Wie gefährlich die Fokussierung auf
eine hohe Dividendenrendite und -historie sein kann, verdeutlicht Dow an einem Vergleich
zwischen Microsoft und RWE:
„Im Jahr 2011 hatte RWE eine Dividendenrendite von über 7 Prozent. Auch waren
seine Dividenden über mehrere Jahre hinweg stetig gestiegen. Also eine
scheinbar perfekte Aktie für „Income“-orientierte Anleger. Im Gegensatz dazu
lag die Anfangsrendite von Microsoft bei nur 2,3 Prozent, stieg jedoch jedes
Jahr um 10 Prozent. Eine Investition von 100 Euro hätte in diesem Zeitraum zu
Ausschüttungen von 57 Euro geführt, verglichen mit 26 Euro bei RWE (siehe Chart
anbei).
Wie falsch eine einseitige Fokussierung auf die Dividendenrendite gewesen wäre,
wird noch deutlicher, wenn man das langfristige Wachstum von Microsoft mit dem
von RWE vergleicht: Während zwischen 2011 und 2022 der Kurs von RWE um 12,2
Prozent gesunken ist, ist der von Microsoft um 760 Prozent gestiegen.“
Dow appelliert daher an Dividendenanleger, längerfristig zu denken: „Als
Dividendeninvestoren haben wir einen langen Zeithorizont. Wir wollen unseren
Kunden dabei helfen, ihren Ruhestand über 30 Jahre zu finanzieren, eine Stiftung
für wohltätige Zwecke zu gründen oder ein anderes finanzielles Ziel zu
erreichen, das sich über Jahrzehnte erstreckt - nicht nur über ein einziges
Jahr. Wir müssen unsere Denkweise auf diesen Zeithorizont ausrichten und
langfristige Erträge, nicht kurzfristige Renditen, finden.“
Mahmood Pradhan, Head
of Global Macro Economics, Anna Rosenberg, Head of Geopolitics, und Francesco
Sandrini, Head of Multi-Asset Strategies analysiert die Folgen des
Ukraine-Krieges:
„Der
Westen schickt Kampfpanzer in die Ukraine, um einer erneuten russischen
Offensive entgegenzuwirken. Unserer Meinung nach erhöht dieser Schritt das
Risiko einer direkten Eskalation zwischen Russland und dem Westen, die
Wahrscheinlichkeit eines langwierigen Krieges bleibt hoch. Wie geht es weiter?

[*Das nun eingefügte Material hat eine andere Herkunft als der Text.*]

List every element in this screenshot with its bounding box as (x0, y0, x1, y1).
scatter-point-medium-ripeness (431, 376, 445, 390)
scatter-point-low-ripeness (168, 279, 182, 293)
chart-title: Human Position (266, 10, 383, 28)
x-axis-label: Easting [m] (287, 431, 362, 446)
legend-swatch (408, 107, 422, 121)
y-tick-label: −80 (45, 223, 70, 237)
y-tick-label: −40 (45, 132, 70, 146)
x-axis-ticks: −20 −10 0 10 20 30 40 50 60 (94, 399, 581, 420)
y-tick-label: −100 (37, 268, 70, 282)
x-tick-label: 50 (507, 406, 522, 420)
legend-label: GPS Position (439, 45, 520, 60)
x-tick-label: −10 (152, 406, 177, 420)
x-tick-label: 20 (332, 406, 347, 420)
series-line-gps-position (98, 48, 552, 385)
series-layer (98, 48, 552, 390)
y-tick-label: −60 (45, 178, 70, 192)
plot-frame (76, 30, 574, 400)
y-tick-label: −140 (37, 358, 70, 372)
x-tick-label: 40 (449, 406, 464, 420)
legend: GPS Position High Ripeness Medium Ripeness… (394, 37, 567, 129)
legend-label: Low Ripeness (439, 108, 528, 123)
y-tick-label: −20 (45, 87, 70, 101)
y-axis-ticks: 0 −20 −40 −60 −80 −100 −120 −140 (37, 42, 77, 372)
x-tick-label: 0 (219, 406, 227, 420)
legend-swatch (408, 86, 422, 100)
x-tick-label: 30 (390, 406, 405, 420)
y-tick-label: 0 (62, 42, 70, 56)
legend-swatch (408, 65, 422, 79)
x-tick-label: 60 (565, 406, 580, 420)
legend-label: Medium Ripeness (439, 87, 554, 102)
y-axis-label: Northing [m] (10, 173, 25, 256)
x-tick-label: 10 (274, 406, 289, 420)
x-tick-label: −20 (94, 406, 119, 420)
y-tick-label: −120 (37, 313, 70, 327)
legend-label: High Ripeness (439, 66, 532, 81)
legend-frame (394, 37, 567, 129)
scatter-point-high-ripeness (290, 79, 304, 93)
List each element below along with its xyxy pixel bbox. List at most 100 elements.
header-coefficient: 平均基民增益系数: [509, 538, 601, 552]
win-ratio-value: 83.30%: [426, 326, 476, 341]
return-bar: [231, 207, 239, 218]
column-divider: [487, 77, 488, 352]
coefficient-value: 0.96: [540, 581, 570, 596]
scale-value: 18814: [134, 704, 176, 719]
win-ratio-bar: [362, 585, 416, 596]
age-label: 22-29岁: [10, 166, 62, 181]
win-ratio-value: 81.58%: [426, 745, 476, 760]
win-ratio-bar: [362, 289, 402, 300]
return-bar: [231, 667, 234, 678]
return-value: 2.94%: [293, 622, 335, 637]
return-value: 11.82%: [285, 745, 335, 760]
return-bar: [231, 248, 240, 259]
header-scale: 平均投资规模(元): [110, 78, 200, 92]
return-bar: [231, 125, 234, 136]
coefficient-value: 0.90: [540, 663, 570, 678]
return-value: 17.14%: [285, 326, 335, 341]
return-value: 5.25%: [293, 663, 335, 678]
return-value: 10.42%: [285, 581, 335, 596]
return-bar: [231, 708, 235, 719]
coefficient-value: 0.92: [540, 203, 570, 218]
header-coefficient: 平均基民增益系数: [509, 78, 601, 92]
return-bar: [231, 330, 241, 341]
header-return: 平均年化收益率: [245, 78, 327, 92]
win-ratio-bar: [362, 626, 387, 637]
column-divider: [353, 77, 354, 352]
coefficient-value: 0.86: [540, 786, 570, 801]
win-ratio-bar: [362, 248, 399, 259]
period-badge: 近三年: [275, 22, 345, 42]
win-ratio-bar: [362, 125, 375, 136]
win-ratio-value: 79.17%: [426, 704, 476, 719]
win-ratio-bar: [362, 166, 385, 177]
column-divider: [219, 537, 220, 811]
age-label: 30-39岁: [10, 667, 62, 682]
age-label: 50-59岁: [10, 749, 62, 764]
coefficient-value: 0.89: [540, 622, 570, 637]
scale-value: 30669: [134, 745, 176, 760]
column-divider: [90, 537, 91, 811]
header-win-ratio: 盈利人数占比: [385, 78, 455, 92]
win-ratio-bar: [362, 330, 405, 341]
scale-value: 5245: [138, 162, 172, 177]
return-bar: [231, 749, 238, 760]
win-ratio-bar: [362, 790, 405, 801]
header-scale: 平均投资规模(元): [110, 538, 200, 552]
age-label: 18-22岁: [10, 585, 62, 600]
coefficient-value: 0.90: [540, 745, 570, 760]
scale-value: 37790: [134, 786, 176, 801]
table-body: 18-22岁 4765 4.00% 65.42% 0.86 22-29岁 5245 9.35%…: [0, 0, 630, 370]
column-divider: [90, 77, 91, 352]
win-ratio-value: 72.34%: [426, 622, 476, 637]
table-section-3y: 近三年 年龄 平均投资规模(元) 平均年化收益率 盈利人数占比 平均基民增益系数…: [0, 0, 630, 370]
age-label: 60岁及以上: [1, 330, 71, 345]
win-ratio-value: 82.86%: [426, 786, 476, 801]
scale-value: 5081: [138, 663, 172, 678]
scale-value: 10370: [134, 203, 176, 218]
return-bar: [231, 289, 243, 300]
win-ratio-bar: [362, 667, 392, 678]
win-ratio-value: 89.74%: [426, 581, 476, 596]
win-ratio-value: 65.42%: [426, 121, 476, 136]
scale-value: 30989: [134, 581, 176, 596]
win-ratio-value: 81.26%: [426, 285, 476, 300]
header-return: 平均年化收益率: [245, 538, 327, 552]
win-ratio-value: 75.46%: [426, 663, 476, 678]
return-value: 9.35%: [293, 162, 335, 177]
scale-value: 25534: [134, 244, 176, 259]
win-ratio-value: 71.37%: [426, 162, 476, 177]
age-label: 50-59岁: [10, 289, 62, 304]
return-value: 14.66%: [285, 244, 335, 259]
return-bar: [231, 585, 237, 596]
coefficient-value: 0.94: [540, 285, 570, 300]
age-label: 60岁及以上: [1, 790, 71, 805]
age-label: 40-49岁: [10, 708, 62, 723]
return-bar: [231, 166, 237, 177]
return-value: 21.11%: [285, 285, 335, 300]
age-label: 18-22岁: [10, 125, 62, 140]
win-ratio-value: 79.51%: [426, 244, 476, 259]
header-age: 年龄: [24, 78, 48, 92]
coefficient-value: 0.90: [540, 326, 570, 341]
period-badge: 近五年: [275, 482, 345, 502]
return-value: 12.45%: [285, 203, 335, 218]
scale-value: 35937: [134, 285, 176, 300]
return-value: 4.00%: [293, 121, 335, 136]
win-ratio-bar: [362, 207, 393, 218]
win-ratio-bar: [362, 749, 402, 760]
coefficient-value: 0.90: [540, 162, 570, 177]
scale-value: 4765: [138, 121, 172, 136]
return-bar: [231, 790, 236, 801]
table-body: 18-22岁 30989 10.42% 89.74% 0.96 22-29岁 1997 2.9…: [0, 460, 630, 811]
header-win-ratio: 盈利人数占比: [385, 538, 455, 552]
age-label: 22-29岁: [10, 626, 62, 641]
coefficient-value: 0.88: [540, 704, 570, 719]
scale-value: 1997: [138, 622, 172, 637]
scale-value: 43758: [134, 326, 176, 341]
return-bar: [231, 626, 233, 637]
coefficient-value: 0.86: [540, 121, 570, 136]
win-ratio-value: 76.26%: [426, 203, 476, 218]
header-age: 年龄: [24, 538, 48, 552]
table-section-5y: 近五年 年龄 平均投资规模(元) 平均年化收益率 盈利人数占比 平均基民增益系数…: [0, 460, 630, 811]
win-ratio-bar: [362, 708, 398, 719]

Die meisten modernen Konflikte münden in Verhandlungen, wenn beide Seiten
hinreichend erschöpft sind. Wir denken, die Möglichkeit eines Waffenstillstands
Ende 2023 oder Anfang 2024 wird aktuell gemeinhin unterschätzt.
Die
drei wahrscheinlichsten Szenarien
- Lange andauernder Krieg (30 Prozent Wahrscheinlichkeit): Der
Westen und Russland driften weiter auseinander, der wirtschaftliche Anreiz für
einen Frieden schwindet.
- Waffenstillstand (30 Prozent Wahrscheinlichkeit): Ende 2023/
Anfang 2024 könnten Erschöpfung auf beiden Seiten, hohe Zinsen und Preise den
Druck auf westliche Politiker verstärken, Verhandlungen aufzunehmen.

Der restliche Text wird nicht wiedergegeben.